Estimativas apontam perdas fiscais relevantes
Defensores da reforma argumentam que o país deixa de arrecadar valores significativos. Co-Pierre Georg, diretor do Frankfurt School Blockchain Center, estima que a Alemanha pode ter perdido cerca de €11,4 bilhões em receitas fiscais relacionadas a criptomoedas apenas em 2024.
Além disso, autoridades discutem alternativas mais amplas, como a possibilidade de taxar ganhos não realizados. Nesse modelo, lucros potenciais seriam tributados antes mesmo da venda dos ativos. Embora controversa, a proposta reforça o interesse do governo em ampliar a base tributária.

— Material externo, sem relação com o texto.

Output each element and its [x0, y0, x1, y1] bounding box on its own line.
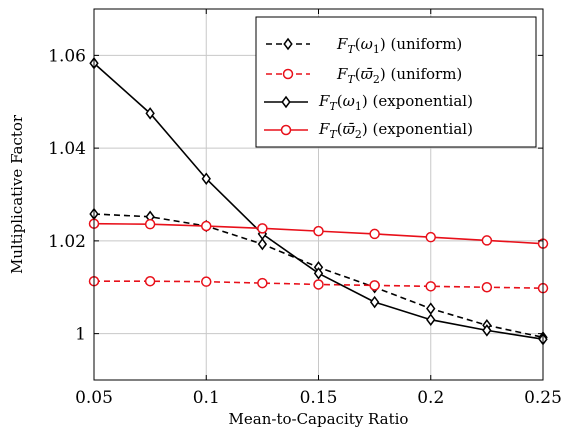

Com efeito, essas estimativas aumentam a pressão política por mudanças. Ao mesmo tempo, o avanço do mercado cripto intensifica o debate sobre justiça fiscal e competitividade internacional.
Setor reage contra mudanças
Por outro lado, empresas e entidades do setor se posicionam contra a proposta. Eric Demuth, CEO da Bitpanda, afirmou que a experiência austríaca trouxe mais complexidade e burocracia, sem ganhos fiscais relevantes.
Da mesma forma, a Associação Alemã de Bitcoin argumenta que a mudança representaria um aumento indireto de impostos. Além disso, a entidade sustenta que a proposta penaliza investidores de longo prazo, sem enfrentar diretamente a evasão fiscal.
O debate segue intenso entre reguladores, empresas e especialistas, como indicam discussões públicas na rede X e análises técnicas sobre tributação disponíveis em estudos da PwC.
Decisão pode sair em julho
Apesar do avanço das discussões, nenhuma decisão final foi tomada. O governo alemão deve concluir seus planos até o início de julho, quando o mercado espera maior clareza sobre o futuro da tributação de criptomoedas no país.
Em conclusão, o debate envolve a possível eliminação da isenção após um ano, a equiparação com ativos tradicionais e a resistência do setor. O desfecho deve influenciar diretamente a competitividade da Alemanha no mercado global de ativos digitais.